With characteristic chutzpa, the agencies assert that this immense new power grab is only a “clarification” that will not expand their jurisdiction and is necessary to comply with the Rapanos ruling. None of that is true.

Fifth, it is also clear from their testimony at a joint House-Senate hearing on the rule in January that the agency heads don’t care (or don’t care enough) that the current Congress is opposed to their regulation.

In response to intense grilling from committee leaders and backbenchers alike, the agency heads admitted that some further “clarification” in the draft rule was in order. Yet they refused to slow down the rulemaking process or publish a revised draft rule for additional public comment. The rush to issue a new rule has never been explained.

Thus, the House Transportation Committee recently reported out a bill that would freeze the process until further consultations with states and other interested parties takes place, but don’t expect the agencies to pay any attention to the mere will of Congress unless it becomes law, for example, if it is attached to some measure that President Barack Obama must sign or similar language is contained in an appropriations law.

Six, apologists for unconstitutional administrative action have argued that democratic control exists, just indirectly, since executive branch agencies care deeply how their regulatory programs are viewed in Congress. That’s almost as funny as the teacher in “The Christmas Story” who asserts that whoever caused Flick to place his tongue on the frozen flagpole will suffer personal guilt “far worse than any punishment” she could impose.

In any event, this indirect accountability theory flips the protection for individual liberty in the Constitution on its head. The steps to enact new legislation were intentionally made difficult in the Constitution. That Congress has to overrule illegal agency “law” fundamentally subverts a constitutional order based on the consent of the governed.

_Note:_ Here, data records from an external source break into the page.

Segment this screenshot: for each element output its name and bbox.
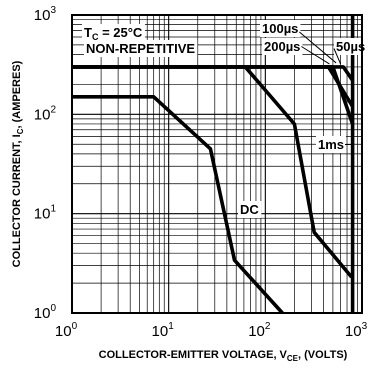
- series-1ms-label: 1ms: [316, 136, 347, 153]
- svg-text:50µs: 50µs: [336, 39, 365, 54]
- condition-non-repetitive-label: NON-REPETITIVE: [84, 40, 198, 57]
- axis-titles: COLLECTOR-EMITTER VOLTAGE, VCE, (VOLTS) C…: [11, 60, 348, 363]
- x-tick-label: 103: [345, 321, 368, 340]
- x-tick-label: 101: [152, 321, 175, 340]
- series-50-s-line: [72, 65, 355, 82]
- leader-200us: [301, 46, 330, 65]
- x-tick-label: 102: [248, 321, 271, 340]
- y-tick-label: 102: [34, 104, 57, 123]
- series-100us-label: 100µs: [260, 20, 301, 37]
- y-tick-label: 103: [34, 5, 57, 24]
- series-50us-label: 50µs: [334, 38, 368, 55]
- leader-100us: [299, 31, 337, 64]
- tick-labels: 100 101 102 103 100 101 102 103: [34, 5, 368, 340]
- svg-text:100µs: 100µs: [262, 21, 298, 36]
- plot-frame: [71, 14, 363, 314]
- svg-text:TC = 25°C: TC = 25°C: [84, 25, 143, 42]
- leader-50us: [333, 48, 342, 65]
- series-dc-line: [72, 95, 284, 315]
- condition-temperature-label: TC = 25°C: [82, 24, 145, 43]
- grid: [72, 15, 362, 313]
- svg-text:NON-REPETITIVE: NON-REPETITIVE: [86, 41, 195, 56]
- svg-text:200µs: 200µs: [264, 39, 300, 54]
- series-dc-label: DC: [238, 201, 262, 218]
- svg-text:1ms: 1ms: [318, 137, 344, 152]
- svg-text:DC: DC: [240, 202, 259, 217]
- series-200us-label: 200µs: [262, 38, 303, 55]
- x-tick-label: 100: [55, 321, 78, 340]
- y-tick-label: 100: [34, 303, 57, 322]
- x-axis-title: COLLECTOR-EMITTER VOLTAGE, VCE, (VOLTS): [99, 349, 348, 363]
- series-200-s-line: [72, 65, 355, 108]
- y-axis-title: COLLECTOR CURRENT, IC, (AMPERES): [11, 60, 25, 267]
- y-tick-label: 101: [34, 204, 57, 223]
- curves: [72, 15, 355, 315]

Seventh, EPA and the Corps also oppose all efforts by landowners to challenge individual jurisdictional determinations in court. After winning a 9-0 decision in Sackett v. EPA in 2012, Pacific Legal Foundation continues to battle the agencies on court access to challenge wetlands determinations in analogues situations.

The Foundation is asking the Supreme Court to take up this issue again in a case pending now before the High Court, but Congress should expressly provide for judicial review of all final agency wetlands determinations—without a landowner having to apply for a permit on bended knee to use his own property that may not be lawfully subject to any agency control.

Pacific Legal Foundation and others will file suit challenging the WOTUS rule if it is not substantially changed to make it lawful, but Congress should not wait years for another Supreme Court ruling that EPA and the Corps may again ignore. If Congress cannot find the will to stop the WOTUS rule, it will be further proof that Congress is no match for an entrenched bureaucracy set on controlling how we live.